1. Nous savons que si Coffin n’a pas offert de preuve en défense, ce fut en pleine connaissance de cause, avec son plein acquiescement, et sur les conseils de ses avocats. Nous connaissons aussi que l’une des principales raisons pour laquelle cette décision fut prise était la certitude que si Coffin témoignait, la Couronne lui opposerait sa déclaration du 6 août 1953 pour le mettre en contradiction avec lui-même, et que ces nouvelles contradictions, ajoutées à la preuve établissant déjà la fausseté de ses déclarations verbales rapportées par les officiers Doyon et Sinnett, auraient constitué une preuve encore plus forte que celle qui avait été faite de ses mensonges à l’égard de sa conduite durant les trois jours fatidiques de l’époque des crimes. Or, nous savons aussi que, lorsque fut prise cette décision, Coffin et ses avocats connaissaient ou prétendaient connaître la plupart des faits allégués par Coffin dans son affidavit, et que malgré la connaissance de ces faits ou de ces prétendus faits, la décision fut quand même prise de garder le silence. Comme nous l’a affirmé Me Maher, « si Coffin avait été entendu, la création de cette Commission d’enquête n’eut pas été nécessaire », c’est-à-dire que la certitude du jury que Coffin était coupable en eut été, si possible, considérablement accrue.

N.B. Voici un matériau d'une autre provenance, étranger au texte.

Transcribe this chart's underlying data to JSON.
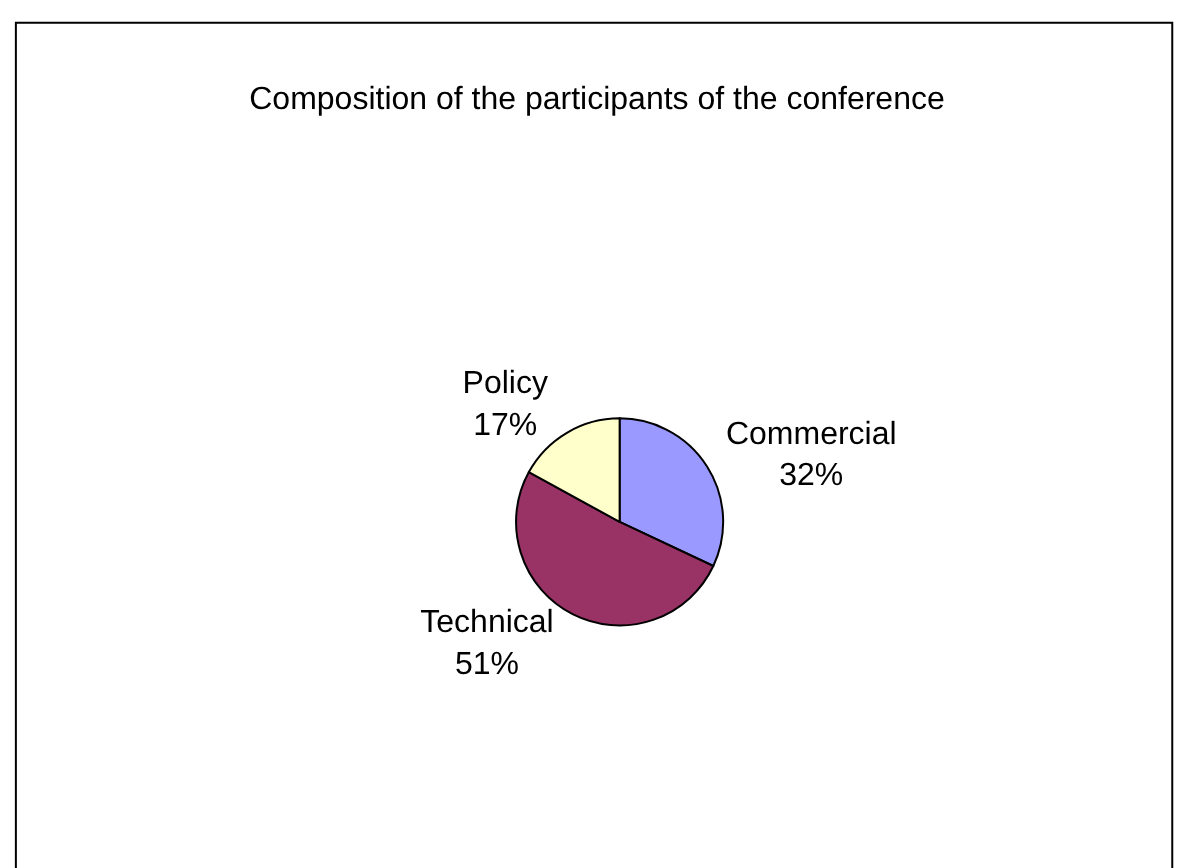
{
  "chart_data": {
    "type": "pie",
    "title": "Composition of the participants of the conference",
    "categories": [
      "Commercial",
      "Technical",
      "Policy"
    ],
    "values": [
      32,
      51,
      17
    ],
    "value_labels": [
      "32%",
      "51%",
      "17%"
    ],
    "colors": [
      "#9999ff",
      "#993366",
      "#ffffcc"
    ],
    "legend": false
  }
}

Or, nous connaissons aujourd’hui, tant par les déclarations de Coffin non mises en preuve au procès que par la preuve faite devant nous, les faussetés des affirmations de l’affidavit du 9 octobre 1955 quant aux traces de jeeps, quant à la Jeep Arnold, quant à la valeur des ses concessions minières, quant aux paiements reçus par Coffin avant le 12 juin 1953, quant à sa possession de sommes d’argent substantielles lors de son départ du 12 juin pour Montréal, quant à l’âge des prétendus occupants de la jeep qu’il prétendit avoir vus, quant à la description de cette jeep, autant de faussetés que Coffin et/ou ses avocats connaissaient ou que ces derniers eussent dû connaître ; et nous savons aussi que la Couronne eût été alors plus en mesure qu’aujourd’hui de faire ressortir ces faussetés ou cette impossibilité si Coffin avait offert de la preuve en défense.
Sur ce premier point, il me paraît que, du moment qu’il est établi que c’est volontairement, par nécessité et avec l’assentiment de Coffin, que la défense n’a pas présenté Coffin et d’autres personnes comme témoins, la présente enquête a fourni des raisons additionnelles majeures de ne pas croire à l’innocence de Coffin.
2. Trois faits mis en preuve devant nous que n’ont pas connus les jurés de Percé sont, eux-mêmes, d’un caractère suffisamment grave pour nous donner des raisons additionnelles majeures et difficilement réfutables de ne pas croire à la non-culpabilité de Coffin ; ces faits sont les suivants :
A.
Comme nous l’avons vu, si Wilbert Coffin ne fut pas entendu à son procès, ce ne fut pas parce que, contrairement à ce qu’il a cherché manifestement à faire croire au paragraphe 3 de son affidavit du 9 octobre 1955, il désirait témoigner et qu’il en fut dissuadé par l’un de ses procureurs, Me Maher, mais bien parce qu’il fut persuadé par ses procureurs qu’il serait dangereux pour lui de le faire et parce que ses procureurs considéraient, à juste titre, a) comme pouvant être fatal à sa cause, de l’exposer à un contre-interrogatoire des procureurs de la Couronne et à une confrontation avec certaines déclarations qu’il avait faites et qui n’avaient pas encore été mises en preuve par la Couronne et b) comme pouvant être fort dangereux devant le jury, de donner ouverture à une contre-preuve de la part de la Couronne ; ajoutons le fait additionnel se rattachant aux premiers que c’est avec le plein consentement et avec l’acquiescement de Coffin que la défense ne le fit pas entendre non plus que d’autres témoins.
À mon avis, la fausseté du paragraphe 3 de l’affidavit de Coffin, paragraphe qui était à la base et qui constituait la seule justification de tout le reste de l’affidavit, était suffisante en soi pour entacher la véracité de tout l’affidavit, à rendre fortement suspectes les autres affirmations de l’affidavit, à souligner davantage l’attitude mensongère de Coffin et dès lors à accroître la force des présomptions de sa culpabilité retenues par le jury de Percé et les tribunaux d’appel.